The collection includes over forty haunting water colour and charcoal images Cooke made on that journey. Cooke later illustrated Heaney’s Sweeney Astray (1984) and the artist’s preparatory paintings and drawings in the collection help explain why the medieval Irish epic inspired them both so much. Two fine lithographs marking Heaney’s seventieth birthday are also included, as is Cooke’s watercolour portrait of the poet.
One of 45 drawings and paintings Barrie Cooke completed for Seamus Heaney’s bog poems (Rainbow Press, 1975).
Heaney wrote of his admiration of Cooke’s muddy palette, which combined ‘la boue et la beauté’. This painting of a bog body, unknown till now, reveals both.
One of 42 drawings, paintings and monotypes made by Barrie Cooke for, but not included in, a limited illustrated edition of Seamus Heaney’s Sweeney Astray (Farrar Strauss Giroux, 1984).
A new home in Cambridge
Pembroke, Ted Hughes’ alma mater, already has a significant collection of the poet’s manuscripts, artwork, fishing tackle, fish and furniture, including his writing desk and chair. This, and Wormald’s ongoing research into the friendship, persuaded Cooke’s daughters to give the College first option on acquiring their father’s literary archive and collection.
It will now be catalogued, conserved and curated in Pembroke’s library. A series of exhibitions will follow in the College’s new public gallery due to open in 2022. Pembroke also plans to stage exhibitions in Ireland and the US.
Mark Wormald says: “This unique collection is deeply rooted in British and Irish culture so we’re delighted to make it readily available to researchers on this side of the Atlantic. But there’s bound to be interest in America too, where Cooke studied and Heaney and Hughes both taught.
“It will bring joy to a lot of people. It’s going to inspire books, articles, teaching and public events, on literary friendship and the interplay of text and image.”
Pembroke College acquired the archive from the Cooke Estate with the generous support of Ted Hughes’s sister Olwyn’s bequest to Pembroke; it was purchased with support from the Arts Council England/ V&A Purchase Grant Fund, the National Heritage Memorial Fund, Art Fund, Friends of the National Libraries, Old Possum’s Practical Trust, and the Duke of Devonshire’s Charitable Trust. Dozens of alumni and friends of the College contributed generously too.
René Olivieri, Interim Chair of the National Heritage Memorial Fund, said: “This previously unseen archive gives us a vital new insight into these great literary and artistic figures and how their close friendship impacted their collective work. We at the National Heritage Memorial Fund think it fitting that this archive joins the outstanding collection of Ted Hughes material at Pembroke College.
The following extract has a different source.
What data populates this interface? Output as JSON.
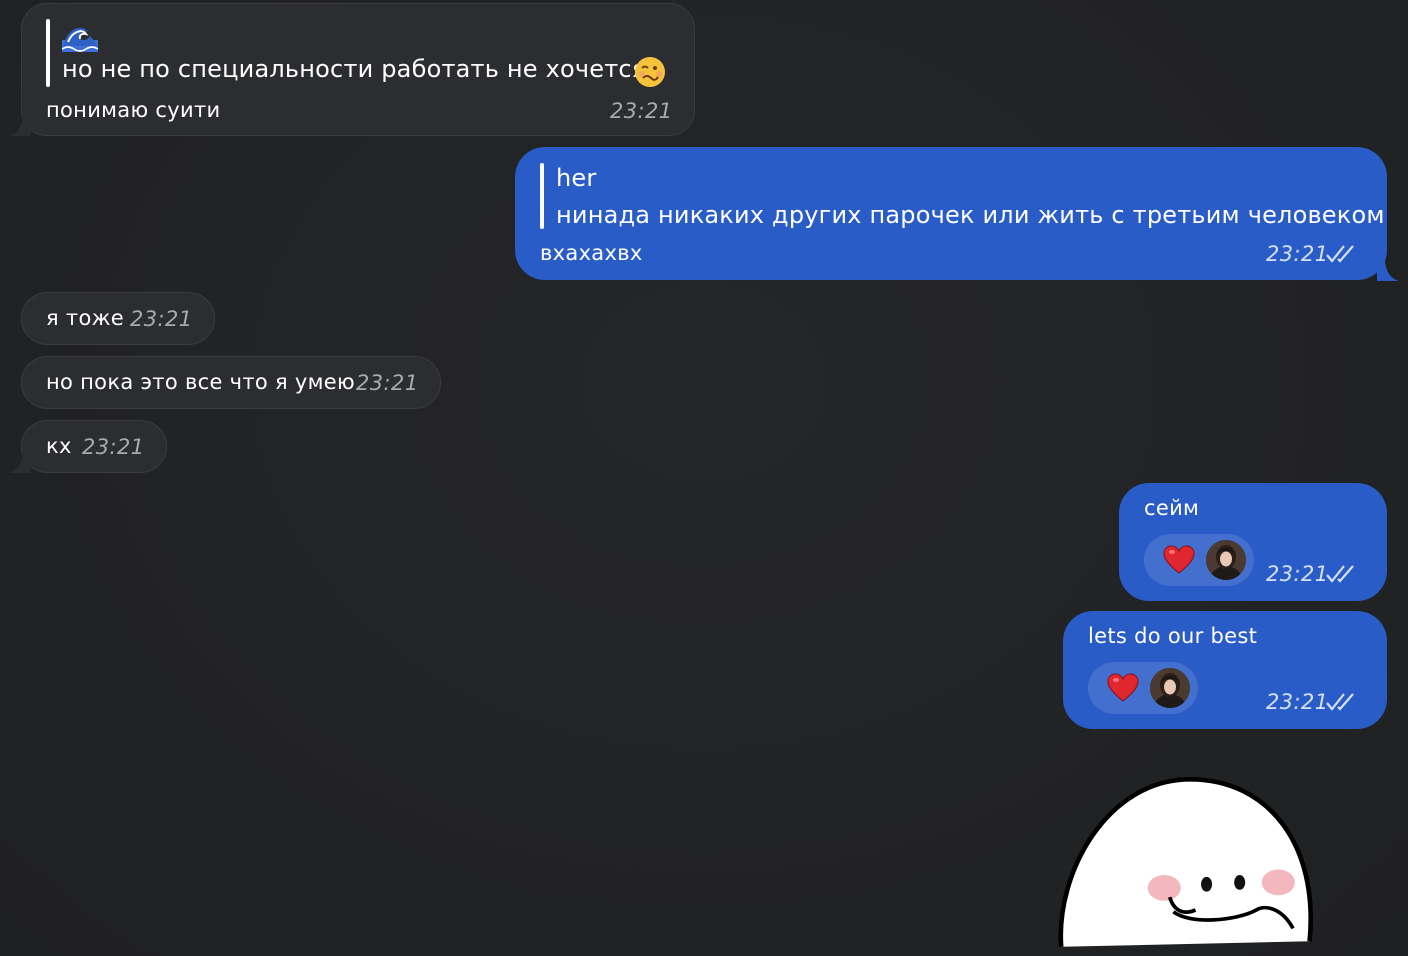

“In the year that marks the 40th anniversary of the NHMF we are proud that this archive will be included among the wide range of iconic artefacts and places across the UK that the NHMF has played a vital role in saving. We’re pleased to support Pembroke who will care for it for the nation and welcome plans to exhibit the archive in Ireland and further afield in the future.”
Pembroke College opened the Barrie Cooke literary archive and collection on 23rd February 2022. Researchers can consult its online catalogue and book a time to visit here.
Mark Wormald is an English Fellow at Pembroke College Cambridge. He co-edited Ted Hughes from Cambridge to Collected (2013) and Ted Hughes, Nature and Culture (2018). His book The Catch: Fishing for Ted Hughes will be published on 28th April 2022, and he is working on a study of Cooke and his friends, entitled Casting and Gathering: A Painter and Two Poets. This work is supported by grants from the Cambridge Centre for Visual Culture, Pembroke College, and the Faculty of English.